Financial storm exposes dangers of 'safe havens'

PUBLISHED : Tuesday, 27 September, 2011, 12:00am
UPDATED : Tuesday, 27 September, 2011, 12:00am


Suddenly all those safe haven assets that investment advisers have been pushing so enthusiastically over recent months don't look so safe after all.

You know the sort of things I mean. For the last year legions of brokers, wealth managers and self-proclaimed financial experts have been vigorously proclaiming their favourite alternative assets as the best refuge for investors in these times of economic turmoil.

We've been told that gold is the only secure store of value. We've heard that yuan deposits in Hong Kong can't lose. We've been advised to put our money into commodities like copper. And we've been told to buy safe haven currencies like the Swiss franc and the Singapore dollar. We've even been told to lay down fine wines as a leveraged play on China's insatiable thirst for conspicuous consumption.

After the last few weeks, however, all that advice looks sadly devalued. As concerns about the health of the US economy have grown and fears about an imminent Greek sovereign default have mounted, investors across the world have fled for safety.

But far from fleeing into the supposed safe haven assets that financial advisers have been promoting so assiduously, investors have dumped them in short order. Instead, they have sought shelter in the most traditional safe havens of all: the US dollar and the US Treasury market.

The sell-off has been brutal. At one point yesterday afternoon the gold price was down 20 per cent from the high it touched just three weeks ago.

Over the same interval crude oil has fallen 9 per cent, copper 20 per cent and silver a punishing 40 per cent.

The foreign exchange markets have been equally cruel, with Asia's floating currencies sinking like stones. The Singapore dollar, touted as 'the new Swiss franc', has slumped by 8 per cent against the US dollar since the beginning of this month.

On Friday the stampede into US dollars even pushed the value of the yuan in Hong Kong's offshore market fully 2 per cent below its value in the onshore market in Shanghai (see the first chart).

And in case you were wondering, vintage wines, which have been widely promoted as an alternative asset, uncorrelated with more traditional investments, have turned out not to be as uncorrelated as enthusiasts hoped. Since June the Liv-ex 50 fine wine index has fallen by 12 per cent (see the second chart).

But while the speed and the depth of the sell-off in many assets has clearly shocked investors, they really shouldn't have been so surprised.

After all, it's only three years since we last saw investors abandon the very same holdings in response to mounting financial turmoil, desperately trying to liquidate their assets in favour of cash.

As the subprime crisis deepened over the summer and autumn of 2008, the price of gold plunged by 32 per cent, the US dollar index climbed 23 per cent, and the price of fine wines sank by 22 per cent.

And the reason for the mass sell-off is much the same now as it was then. Having suffered painful losses on their stock holdings, investors have responded by cutting down their exposure to non-core assets.

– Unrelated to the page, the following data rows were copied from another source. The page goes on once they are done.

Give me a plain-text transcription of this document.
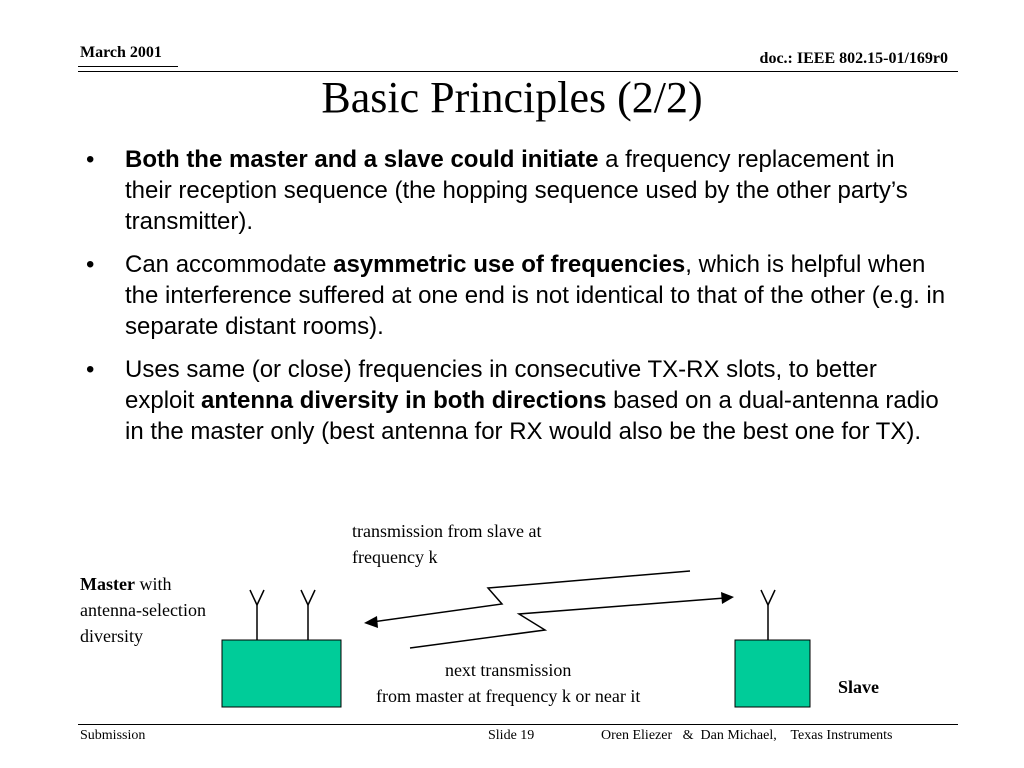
March 2001	doc.: IEEE 802.15-01/169r0
Basic Principles (2/2)
• Both the master and a slave could initiate a frequency replacement in their reception sequence (the hopping sequence used by the other party’s transmitter).
• Can accommodate asymmetric use of frequencies, which is helpful when the interference suffered at one end is not identical to that of the other (e.g. in separate distant rooms).
• Uses same (or close) frequencies in consecutive TX-RX slots, to better exploit antenna diversity in both directions based on a dual-antenna radio in the master only (best antenna for RX would also be the best one for TX).
transmission from slave at
frequency k
Master with
antenna-selection
diversity
next transmission
from master at frequency k or near it	Slave
Submission	Slide 19	Oren Eliezer   &  Dan Michael,    Texas Instruments
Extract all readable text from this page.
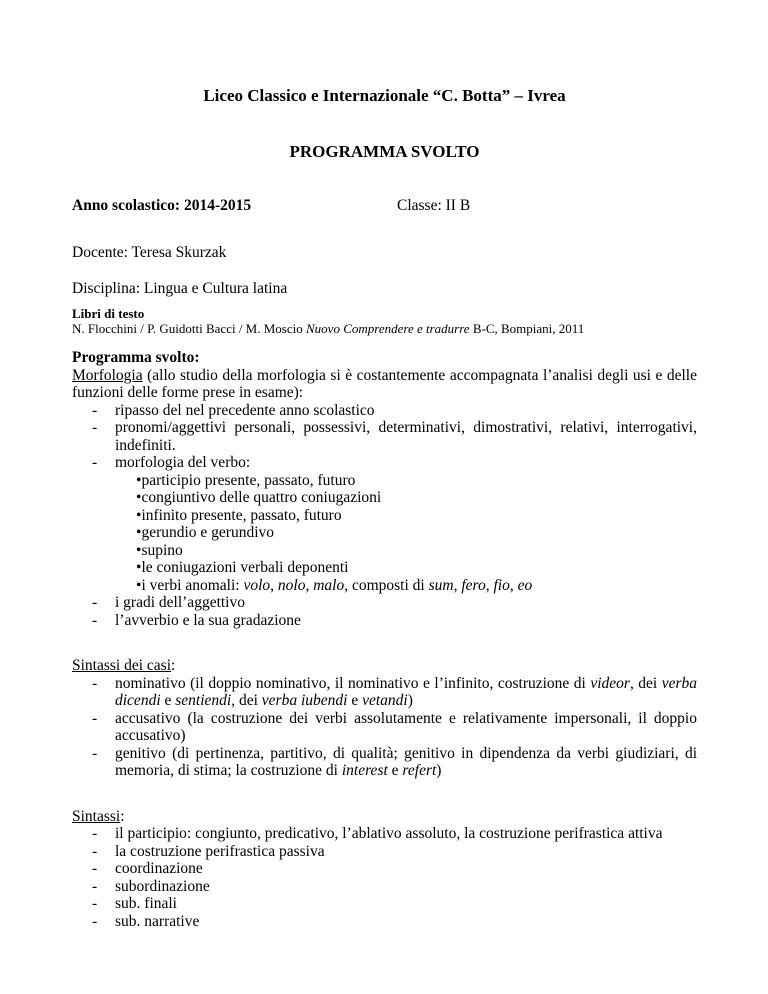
Liceo Classico e Internazionale “C. Botta” – Ivrea
PROGRAMMA SVOLTO
Anno scolastico: 2014-2015	Classe: II B
Docente: Teresa Skurzak
Disciplina: Lingua e Cultura latina
Libri di testo
N. Flocchini / P. Guidotti Bacci / M. Moscio Nuovo Comprendere e tradurre B-C, Bompiani, 2011
Programma svolto:
Morfologia (allo studio della morfologia si è costantemente accompagnata l’analisi degli usi e delle funzioni delle forme prese in esame):
- ripasso del nel precedente anno scolastico
- pronomi/aggettivi personali, possessivi, determinativi, dimostrativi, relativi, interrogativi, indefiniti.
- morfologia del verbo:
•participio presente, passato, futuro
•congiuntivo delle quattro coniugazioni
•infinito presente, passato, futuro
•gerundio e gerundivo
•supino
•le coniugazioni verbali deponenti
•i verbi anomali: volo, nolo, malo, composti di sum, fero, fio, eo
- i gradi dell’aggettivo
- l’avverbio e la sua gradazione
Sintassi dei casi:
- nominativo (il doppio nominativo, il nominativo e l’infinito, costruzione di videor, dei verba dicendi e sentiendi, dei verba iubendi e vetandi)
- accusativo (la costruzione dei verbi assolutamente e relativamente impersonali, il doppio accusativo)
- genitivo (di pertinenza, partitivo, di qualità; genitivo in dipendenza da verbi giudiziari, di memoria, di stima; la costruzione di interest e refert)
Sintassi:
- il participio: congiunto, predicativo, l’ablativo assoluto, la costruzione perifrastica attiva
- la costruzione perifrastica passiva
- coordinazione
- subordinazione
- sub. finali
- sub. narrative
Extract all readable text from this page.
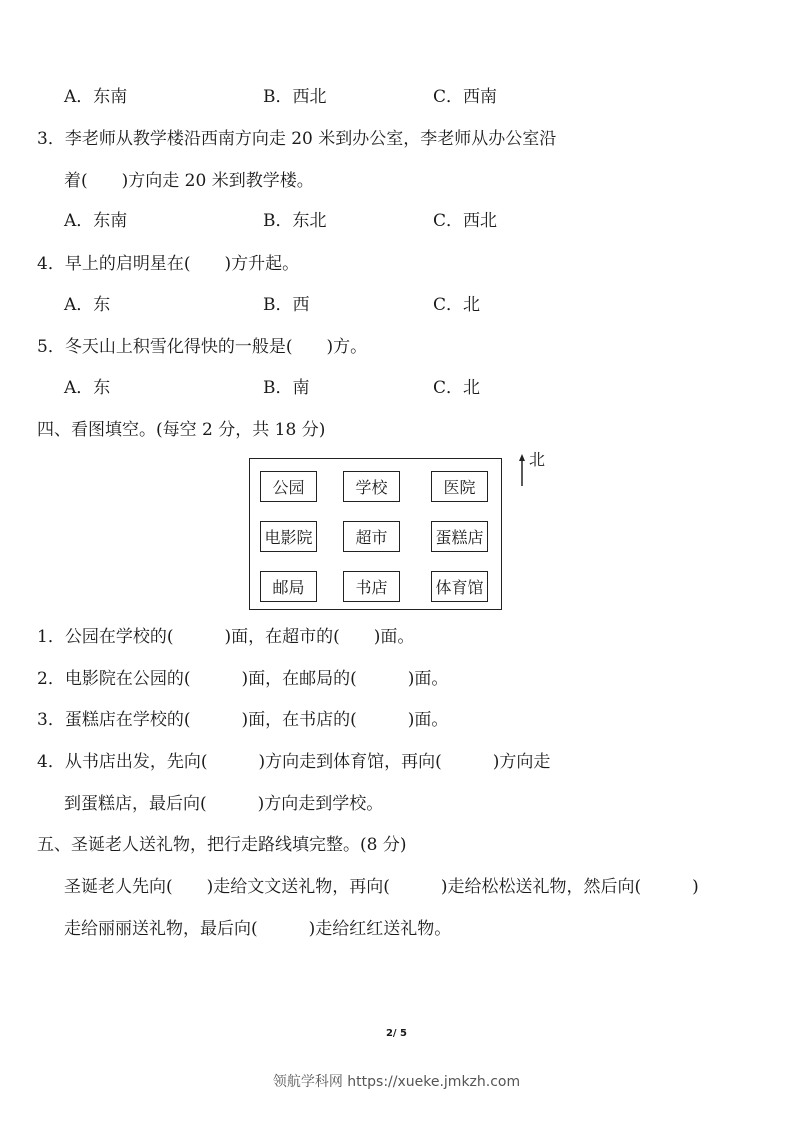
A．东南	B．西北	C．西南
3．李老师从教学楼沿西南方向走 20 米到办公室，李老师从办公室沿
着(　　)方向走 20 米到教学楼。
A．东南	B．东北	C．西北
4．早上的启明星在(　　)方升起。
A．东	B．西	C．北
5．冬天山上积雪化得快的一般是(　　)方。
A．东	B．南	C．北
四、看图填空。(每空 2 分，共 18 分)
公园	学校	医院
电影院	超市	蛋糕店
邮局	书店	体育馆
北
1．公园在学校的(　　　)面，在超市的(　　)面。
2．电影院在公园的(　　　)面，在邮局的(　　　)面。
3．蛋糕店在学校的(　　　)面，在书店的(　　　)面。
4．从书店出发，先向(　　　)方向走到体育馆，再向(　　　)方向走
到蛋糕店，最后向(　　　)方向走到学校。
五、圣诞老人送礼物，把行走路线填完整。(8 分)
圣诞老人先向(　　)走给文文送礼物，再向(　　　)走给松松送礼物，然后向(　　　)
走给丽丽送礼物，最后向(　　　)走给红红送礼物。
2/ 5
领航学科网 https://xueke.jmkzh.com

With doubts growing about the liquidity of the international banking system and the integrity of some financial institutions in the event of a shock like a European sovereign default, investors have concluded that the only real safety is to be found by retreating to the deepest and most liquid markets of all: US dollar deposits and Treasury securities.

The trouble is that too many people bought into the same peripheral assets over recent months in search of safety. Now they are all heading for the exits at the same time. That's pushed prices down steeply, inflicting even greater losses on remaining investors, prompting them to sell too.

The result is the steep price falls we have seen over recent days in investments like gold that were widely thought to be secure harbours in times of trouble.

Alas, as we should have learned in 2008, when the financial equivalent of typhoon signal No 10 gets hoisted, such outlying havens turn out not to be very safe at all.